MARYLAND IS going drug shopping with West Virginia and Louisiana. More precisely, the three states are pooling their purchasing power to negotiate a lower price from pharmaceutical manufacturers for their Medicaid beneficiaries.
The resulting discounts are projected to lower drug expenses only about 3 percent to 4 percent below cost-saving measures already in place. But in Maryland, that reduction will total about $20 million a year - money that will more than come in handy to a health care program for the poor and disabled that gobbles a whopping 25 percent of the state budget.
Call it smart shopping, penny-pinching or stretching every which way to make ends meet. By whatever name, there's going to have to be a lot more of it over the next few years to minimize the impact on the quality of care to Medicaid beneficiaries as health care costs continue to climb.
Anytime that savings can be found on the cost end instead of the care end, it's a victory for sane and humane policy.
Pharmaceutical prices are an obvious target because they are a major driver of health care costs, rising at a rate of about 15 percent a year. Private health insurers have been negotiating discounts with manufacturers for years. But government programs - principally Medicare, which is federal, and Medicaid, for which states pick up half the tab - still mostly pay retail.

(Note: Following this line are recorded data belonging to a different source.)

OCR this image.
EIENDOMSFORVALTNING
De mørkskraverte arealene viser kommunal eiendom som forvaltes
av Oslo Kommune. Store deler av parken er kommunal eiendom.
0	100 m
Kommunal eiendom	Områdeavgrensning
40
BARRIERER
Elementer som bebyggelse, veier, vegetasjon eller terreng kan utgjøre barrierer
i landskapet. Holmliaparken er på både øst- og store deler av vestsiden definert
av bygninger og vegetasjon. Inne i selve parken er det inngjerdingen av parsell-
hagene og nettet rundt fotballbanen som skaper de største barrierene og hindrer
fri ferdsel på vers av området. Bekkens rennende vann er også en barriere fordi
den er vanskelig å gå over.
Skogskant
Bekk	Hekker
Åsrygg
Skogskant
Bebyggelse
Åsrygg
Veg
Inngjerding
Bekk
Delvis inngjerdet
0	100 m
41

For the past dozen years or so, state Medicaid programs have been guaranteed the so-called best price offered by drugmakers for specific products - or rebates for amounts they had overpaid - for a savings of about 20 percent off full retail.
More recently, many states - including Maryland - assembled preferred drug lists that make it easier for patients to obtain pharmaceuticals that manufacturers have agreed to sell at a deeper discounted rate. That practice shaves another 8 percent or so off the retail price.
Maryland expects to achieve still greater savings by joining with West Virginia and Louisiana in order to leverage their combined buying power.
Federal officials have approved such multistate purchasing pools, but generally make it very difficult for government programs to be smart shoppers because of the enormous influence of the pharmaceutical lobby. States are prohibited, for example, from combining their employee or prison populations with Medicaid beneficiaries to win further drug discounts.
With the growth of Medicaid over the next 10 years expected to far exceed the states' ability to pay their share, such profit protections for the pharmaceutical industry are indefensible.
Congress is likely to be asked soon to approve a combination of benefit cuts and boosted co-pays and deductibles in order to produce $10 billion in Medicaid savings demanded by its budget blueprint for next year. Before any such cuts go through, states ought to be allowed to take advantage of whatever bargains they can find.